Metodo Ferber-Estivill

Secondo questo metodo (forse il più rude ma probabilmente il più efficace) il bambino va “educato a dormire da solo” e i genitori, qualora piangesse, dovranno calmarlo solo con le parole visitandolo pochi minuti e aumentando di giorno in giorno il tempo di attesa fra una “visita” e l’altra.

Metodo Hogg

Dare al bambino delle routine, gli permetterà di addormentarsi da solo quando sarà il momento.

Per esempio: farlo mangiare, giocare e dormire in sequenza gli insegnerà ad addormentarsi subito dopo il gioco. Se il bambino dovesse svegliarsi durante la notte, secondo questo metodo può essere preso in braccio ma senza essere cullato, solo tranquillizzato.

Metodo Sears

foto co-sleepingDormire con i genitori, nel lettone. Tale metodo e’ forse il più semplice da applicare ma e’ sicuramente il più difficile da “cambiare”. Innanzitutto, il metodo prevede che il bambino dorma nel lettone con i genitori fino a che non chiederà egli stesso di dormire da solo (E questo potrebbe non avvenire prima dei 3 o 4 anni) quindi se i genitori vogliono applicare tale metodo dovranno essere entrambi d’accordo e …dovranno rinunciare per un po’ alla loro intimità o all’idea di avere un altro bambino subito dopo.
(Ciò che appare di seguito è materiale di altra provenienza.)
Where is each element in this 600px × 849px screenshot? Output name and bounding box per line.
Infine vi e’ l’approccio medicinale: naturalmente questo non e’ un “metodo” e va applicato solo se l’insonnia diventa cronica e dopo averne parlato con il pediatra.

Questi sono i metodi più comuni consigliati da pediatri e medici, vediamo ora pero’ un po’ di consigli “vari” magari anche in relazione alle cause elencate prima.

  • Poppate regolari:cercate di abituare il vostro bambino a intervalli più lunghi fra un pasto e l’altro. Se lo avete abituato a mangiare poco e spesso, o alla poppata prima della nanna cercate di sostituire il “seno” con le coccole almeno 5 volte su 6 e cercate di allungare (anche progressivamente) i tempi fra un pasto e l’altro. L’ideale sarebbero cinque poppate verso i cinque\sei mesi di vita diminuendole man mano che si introducono le pappe;
  • L’importanza della culla: se vostro figlio non viene abituato ad addormentarsi in culla vi toccherà prenderlo in braccio e cullarlo ogni volta che si sveglierà. Il piccolo deve invece ricordare prima di addormentarsi, proprio la culla: il segreto sta nel metterlo lì anche se e’ parzialmente sveglio, quando tende ad appisolarsi. Lasciate poi che si addormenti da solo, le prime notti piangerà per cui potrete andare da lui ogni 15 minuti, cercando di non trattenervi per più di un minuto, coccolandolo, accarezzandolo, sussurrandogli di star buono perché tutti dormono ma senza sollevarlo dalla culla o dargli da mangiare e senza accendere la luce o agitarlo (tirandolo su dalla culla appunto, o giocando con lui o portandolo nel lettone);
  • foto doudou bebèL’oggetto transizionale: la paura principale del vostro piccolo e’ l’essere abbandonato, trovate quindi un oggetto che per lui possa diventare di conforto come un peluche, una bambolina. In alcuni casi anche un indumento della mamma funziona come “calmante” perché il bambino riconosce “l’odore materno” e questo lo tranquillizza;
  • L’ansia da separazione: durante la fase dell’ansia da abbandono state vicini al vostro bambino perché avrà paura di “perdervi” o di “vedervi sparire”. State vicino a lui nell’ora del sonnellino di giorno, magari stabilendo un contatto fisico (la mano sul suo corpo) ma senza tenerlo in braccio.In questa fase ha molta importanza l’oggetto transizionale e la vostra presenza soprattutto diurna.

 Concludo dicendo che questi sono solo dei consigli che, anche se dati da pediatri e da medici, non hanno una valenza universale e qualora non dovessero funzionare nel vostro caso specifico, non abbiate timore di rivolgervi al vostro pediatra che saprà sicuramente consigliarvi al meglio.